Ja, das macht natürlich nachdenklich. Wenn man dann die Zahlen mal genauer betrachtet, stellt man aber fest, daß die Testrate mit gerade mal 7 000 je 1 Mio. Bevölkerung sehr gering ist. Zum Vergleich: Deutschland hat 21 000, Norwegen 24 000 je Million Einwohner getestet. Mutmaßlich haben wir in Schweden eine wesentlich größere Anzahl Fälle pro Bevölkerung als Deutschland, weil die meisten gar nicht erfaßt werden. Wer keine ernsten Symptome aufweist, wird telefonisch aufgefordert, zu Hause zu bleiben und darf dann zum Arzt gehen, wenn Hilfe benötigt wird.

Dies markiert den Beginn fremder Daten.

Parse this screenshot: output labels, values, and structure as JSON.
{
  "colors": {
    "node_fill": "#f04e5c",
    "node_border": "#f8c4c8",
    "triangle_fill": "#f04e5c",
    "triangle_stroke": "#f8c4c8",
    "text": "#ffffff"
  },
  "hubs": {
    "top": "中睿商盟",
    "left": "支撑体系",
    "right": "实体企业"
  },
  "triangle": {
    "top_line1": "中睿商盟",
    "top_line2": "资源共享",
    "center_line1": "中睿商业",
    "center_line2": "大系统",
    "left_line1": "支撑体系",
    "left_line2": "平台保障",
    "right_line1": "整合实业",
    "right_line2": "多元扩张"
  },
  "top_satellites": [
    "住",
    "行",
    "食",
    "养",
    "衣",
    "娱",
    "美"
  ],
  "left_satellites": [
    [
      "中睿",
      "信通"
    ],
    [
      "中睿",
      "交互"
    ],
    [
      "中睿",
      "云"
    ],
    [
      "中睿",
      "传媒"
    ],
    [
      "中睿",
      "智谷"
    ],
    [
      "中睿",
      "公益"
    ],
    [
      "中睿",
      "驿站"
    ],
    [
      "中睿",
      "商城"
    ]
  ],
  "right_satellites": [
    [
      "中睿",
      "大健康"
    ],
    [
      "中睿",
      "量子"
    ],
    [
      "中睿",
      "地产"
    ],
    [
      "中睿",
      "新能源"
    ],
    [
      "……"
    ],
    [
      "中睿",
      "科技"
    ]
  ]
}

Das relativiert einerseits die hohe Zahl der Todesfälle. Es könnte aber auch ein Problem sein, daß einige zu spät medizinisch versorgt werden, wenn die Hürde, überhaupt untersucht zu werden, so hoch liegt.
Hinzu kommt die Organisationsstruktur der Haushaltshilfe für ältere Menschen. Wer noch gut genug beisammen ist, daß er keine Versorgung im Heim braucht, zu dem kommt täglich der "Hemtjänst" und hilft in der eigenen Wohnung. Dieser mobile soziale DIenst ist kommunal organisiert und leidet oft unter Geld- und Personalnot, so daß ein Bediensteter etwa 30 verschiedene ältere Menschen pro Woche versorgt. Das sind natürlich perfekte Strukturen zur Verbreitung von Viren in Hochrisikogruppen.